@ Traverse Theatre, Edinburgh, on Wed 3 Feb 2016
(part of Manipulate Festival)
One slightly off-beat puppet, three men dressed in black and a single table. It sounds like the punch-line to an overly analytical joke. Happily, what we get instead is a madcap hour of surreal music hall comedy, performed by a man who isn’t really alive. It’s just as odd as it sounds, and completely hilarious.
Returning to Edinburgh for the first time since 2012, and having premiered here the previous year, The Table was originally conceived as a retelling of the Passover story for the Jewish Institute in London – an unsettling fact when you learn that, prior even to this, Blind Summit Theatre originally based the head of the puppet on an anti-Semitic cartoon, in order to portray 1984‘s villainous Emmanuel Goldstein.
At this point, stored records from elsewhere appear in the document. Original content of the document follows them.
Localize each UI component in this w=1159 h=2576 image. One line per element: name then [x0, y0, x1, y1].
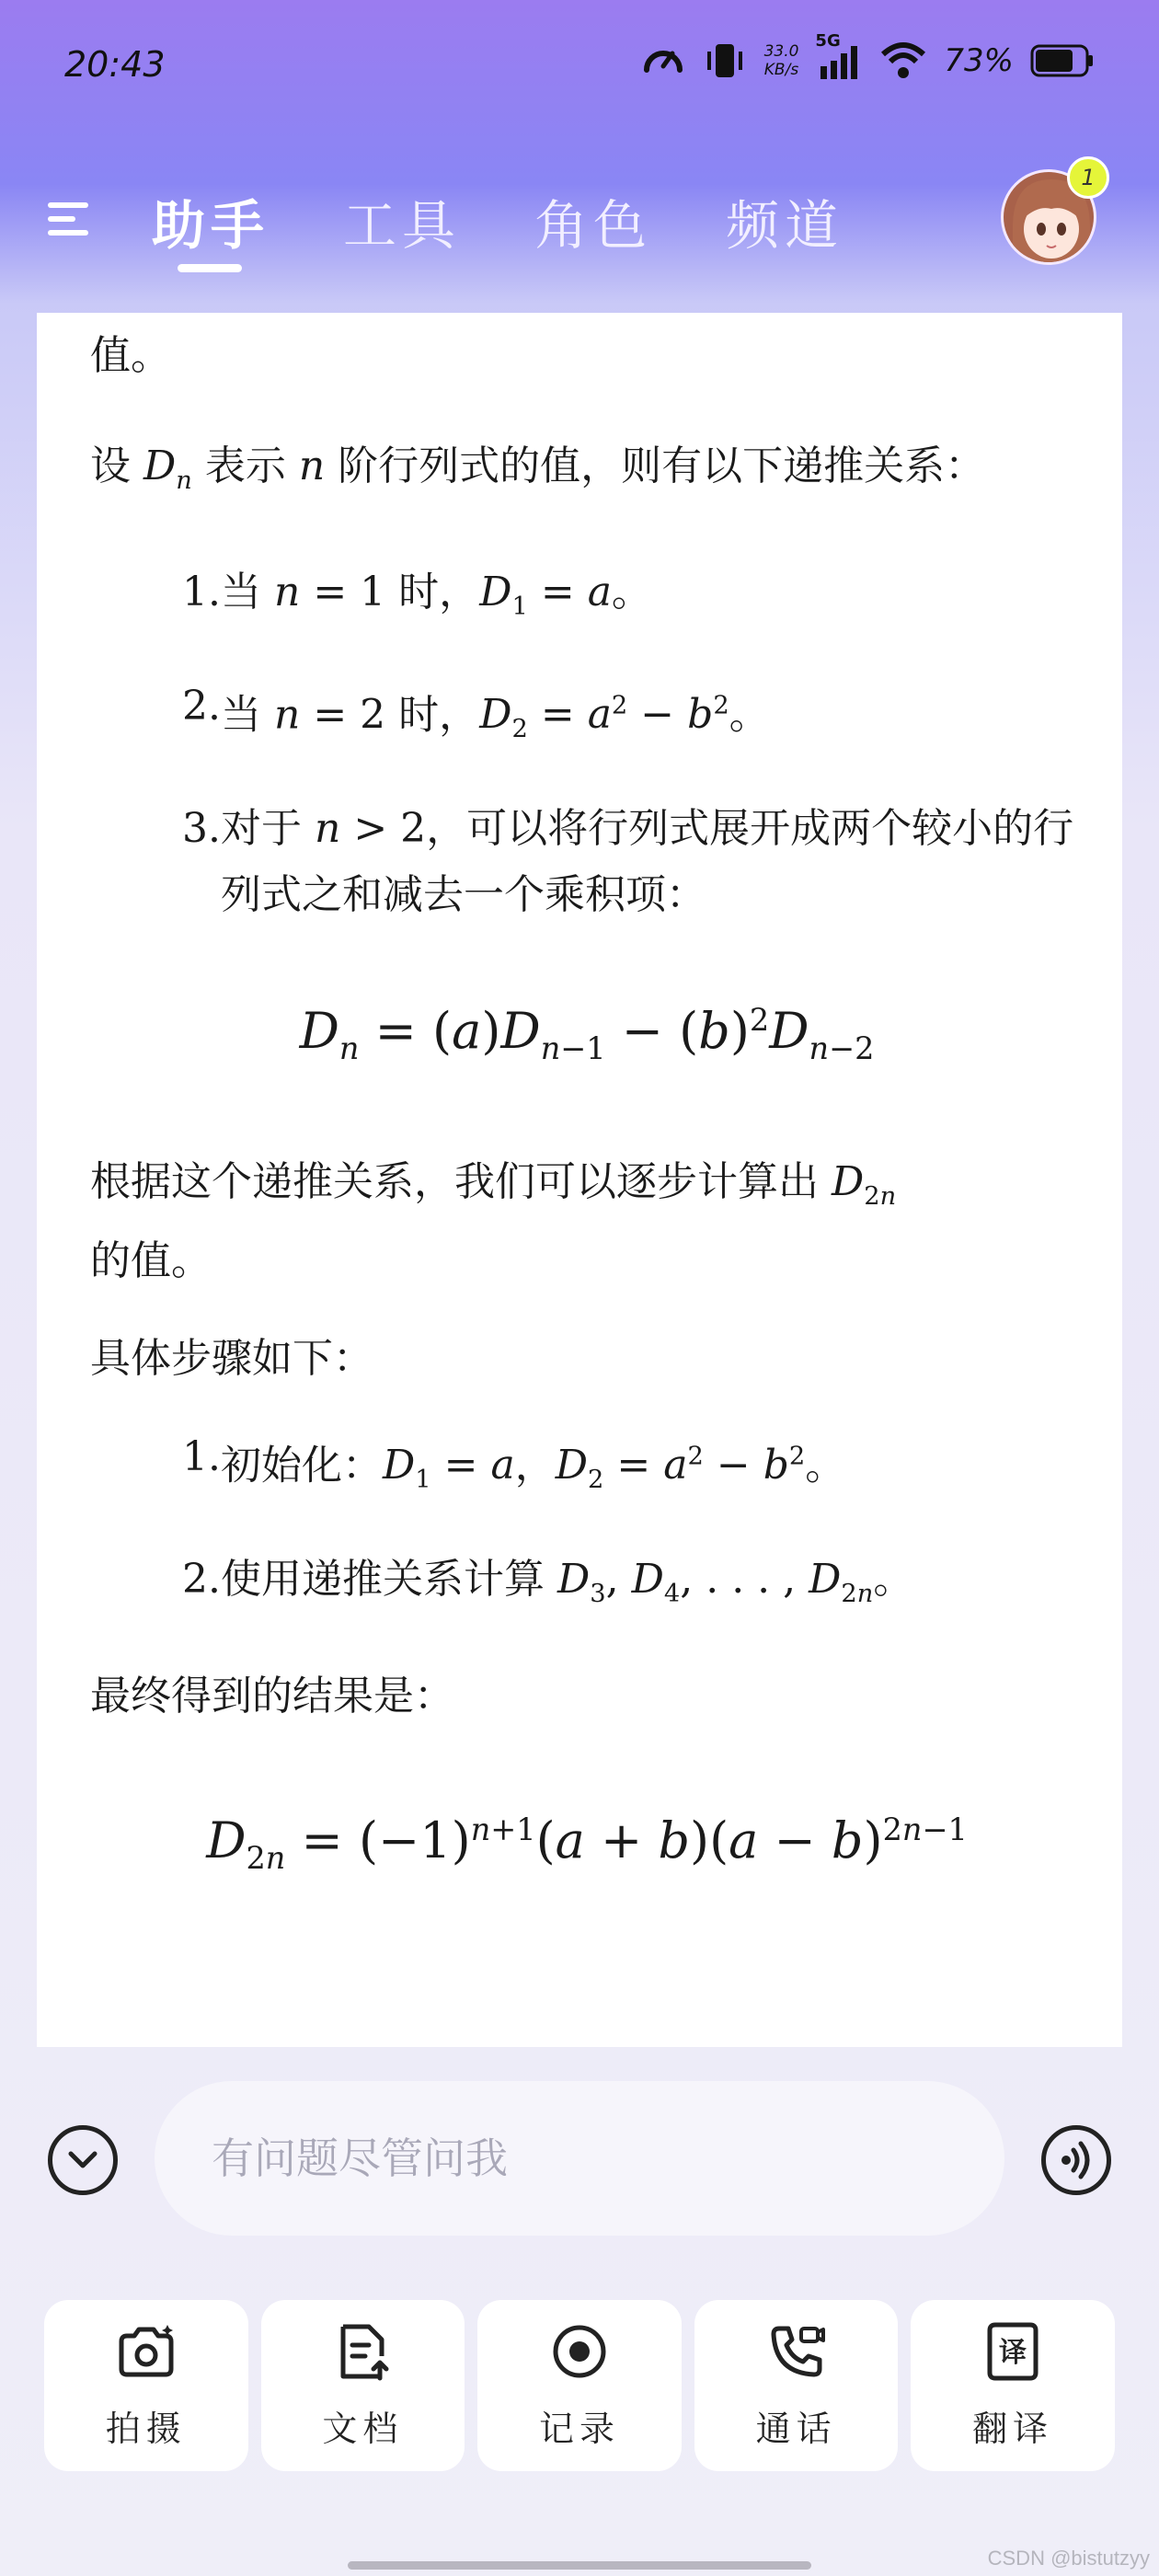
tab-bar [152, 182, 843, 259]
tool-label: 文档 [322, 2408, 404, 2449]
voice-button[interactable] [1041, 2125, 1111, 2195]
math-d2-eq: $D_2 = a^2 - b^2$ [479, 691, 729, 744]
list-text: 。 [873, 1556, 914, 1604]
net-speed-unit: KB/s [763, 61, 799, 79]
math-d3-to-d2n: $D_3$, $D_4$, . . . , $D_{2n}$ [557, 1556, 874, 1608]
list-item [90, 796, 1084, 928]
steps-list [90, 1424, 1084, 1627]
list-text: 当 [221, 691, 274, 739]
tool-camera[interactable] [44, 2300, 248, 2471]
net-speed-value: 33.0 [763, 42, 799, 61]
result-formula: $D_{2n} = (-1)^{n+1}(a + b)(a - b)^{2n-1}$ [206, 1811, 968, 1876]
list-text: ，可以将行列式展开成两个较小的行列式之和减去一个乘积项： [221, 805, 1074, 919]
net-speed [764, 42, 799, 79]
tab-channels[interactable]: 频道 [726, 194, 844, 257]
recurrence-formula: $D_n = (a)D_{n-1} - (b)^2D_{n-2}$ [299, 1002, 875, 1066]
clipped-line [90, 313, 1084, 324]
cell-signal [815, 31, 863, 81]
math-d1-eq-a: $D_1 = a$ [479, 568, 612, 621]
list-text: 。 [611, 568, 652, 615]
document-upload-icon [332, 2321, 393, 2382]
tab-roles[interactable]: 角色 [534, 194, 653, 257]
tool-translate[interactable] [911, 2300, 1115, 2471]
relation-paragraph [90, 1150, 1084, 1294]
recurrence-list [90, 559, 1084, 928]
tool-label: 拍摄 [105, 2408, 187, 2449]
network-type: 5G [815, 31, 841, 51]
status-icons [641, 31, 1095, 83]
status-time: 20:43 [64, 44, 166, 85]
wifi-icon [879, 41, 927, 80]
tool-shortcuts [44, 2300, 1115, 2471]
collapse-button[interactable] [48, 2125, 118, 2195]
chat-content [37, 313, 1122, 2047]
record-icon [549, 2321, 610, 2382]
list-text: 。 [805, 1442, 846, 1489]
list-text: 对于 [221, 805, 315, 853]
steps-paragraph: 具体步骤如下： [90, 1334, 373, 1382]
chat-input[interactable] [155, 2081, 1004, 2236]
vibrate-icon [702, 40, 748, 81]
battery-percent: 73% [944, 42, 1014, 79]
tool-record[interactable] [477, 2300, 682, 2471]
math-n-eq-2: n = 2 [274, 691, 386, 739]
math-n: n [298, 443, 326, 489]
math-n-gt-2: n > 2 [315, 805, 427, 853]
speedometer-icon [641, 39, 685, 83]
camera-icon [116, 2321, 177, 2382]
voice-wave-icon [1055, 2139, 1097, 2181]
math-d1-eq-a: $D_1 = a$ [383, 1442, 515, 1495]
tool-call[interactable] [694, 2300, 899, 2471]
list-item [90, 1424, 1084, 1513]
tool-label: 记录 [538, 2408, 620, 2449]
tool-label: 通话 [755, 2408, 837, 2449]
menu-icon[interactable] [44, 193, 96, 245]
math-d2n: $D_{2n}$ [832, 1157, 897, 1211]
math-dn: $D_n$ [143, 443, 192, 495]
status-bar [0, 0, 1159, 138]
battery-icon [1030, 42, 1095, 79]
notification-badge: 1 [1067, 156, 1109, 199]
list-item [90, 673, 1084, 763]
def-text-2: 表示 [191, 443, 299, 489]
watermark: CSDN @bistutzyy [987, 2547, 1150, 2570]
input-row [0, 2081, 1159, 2237]
list-item [90, 1547, 1084, 1627]
list-number: 1. [182, 1432, 221, 1480]
list-text: ， [514, 1442, 556, 1489]
list-text: 时， [385, 568, 480, 615]
def-text-1: 设 [90, 443, 143, 489]
def-text-3: 阶行列式的值，则有以下递推关系： [325, 443, 986, 489]
list-number: 2. [182, 1556, 221, 1604]
home-indicator[interactable] [348, 2561, 811, 2570]
translate-icon [982, 2321, 1043, 2382]
list-number: 1. [182, 568, 221, 615]
chevron-down-icon [67, 2150, 98, 2170]
list-text: 使用递推关系计算 [221, 1556, 557, 1604]
rel-text-2: 的值。 [90, 1236, 212, 1284]
svg-text:译: 译 [999, 2336, 1027, 2369]
list-text: 当 [221, 568, 274, 615]
list-number: 2. [182, 682, 221, 730]
chat-message [90, 313, 1084, 1960]
top-nav [0, 156, 1159, 276]
phone-call-icon [766, 2321, 827, 2382]
list-text: 时， [385, 691, 480, 739]
rel-text-1: 根据这个递推关系，我们可以逐步计算出 [90, 1157, 832, 1205]
math-n-eq-1: n = 1 [274, 568, 386, 615]
result-paragraph: 最终得到的结果是： [90, 1672, 454, 1719]
tab-tools[interactable]: 工具 [343, 194, 462, 257]
tool-document[interactable] [261, 2300, 465, 2471]
tool-label: 翻译 [972, 2408, 1054, 2449]
tab-assistant[interactable]: 助手 [152, 182, 270, 259]
list-number: 3. [182, 805, 221, 853]
list-text: 初始化： [221, 1442, 383, 1489]
math-d2-eq: $D_2 = a^2 - b^2$ [555, 1442, 806, 1495]
top-text: 值。 [90, 332, 171, 379]
definition-paragraph [90, 434, 1084, 513]
list-text: 。 [729, 691, 770, 739]
list-item [90, 559, 1084, 640]
top-paragraph [90, 313, 1084, 388]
The company state that they didn’t end up using the puppet in that production, partly because they felt he was too cute. It’s hard to disagree. Moses, as he is brought to life, is a compelling figure; part Biblical legend, part chancing grumbler, and all London wide-boy. It’s hard to pin down exactly what the show is – no bad thing – but what it is most like is puppet stand-up, with heavy shades of Eddie Izzard. Moses wins the audience onside from the first few minutes, before wandering off on topics and tangents, flirting outrageously and demonstrating his own unusual style of mime. One very quickly forgets that this is an inanimate object, made from cloth and cardboard.
But if Moses takes all the credit as the front man, so to speak, accolades must go to the men acting as his handlers/jailers/minions. It’s a physically exhausting show – particularly for Moses’s “legs”, who have to take several short breaks – and the puppeteers throw themselves into the performance (sometimes literally). They manage to work in a basic guide to a good puppetry performance, alongside the lampooning of several common tropes of modern day physical theatre. Specifically, folk tales (‘here I go again to fetch the water, fetching the water – what are you doing with all this water anyway??’) and German expressionism. The latter – a lazy target, you might think – is especially hilarious, featuring as it does a man screaming ‘Ein tisch! Ein tisch’ at a long-suffering table whilst another pretends to shit on the floor. It’s a high point in a performance that never forgets to make the audience feel part of the action – with tears of laughter streaming down their faces.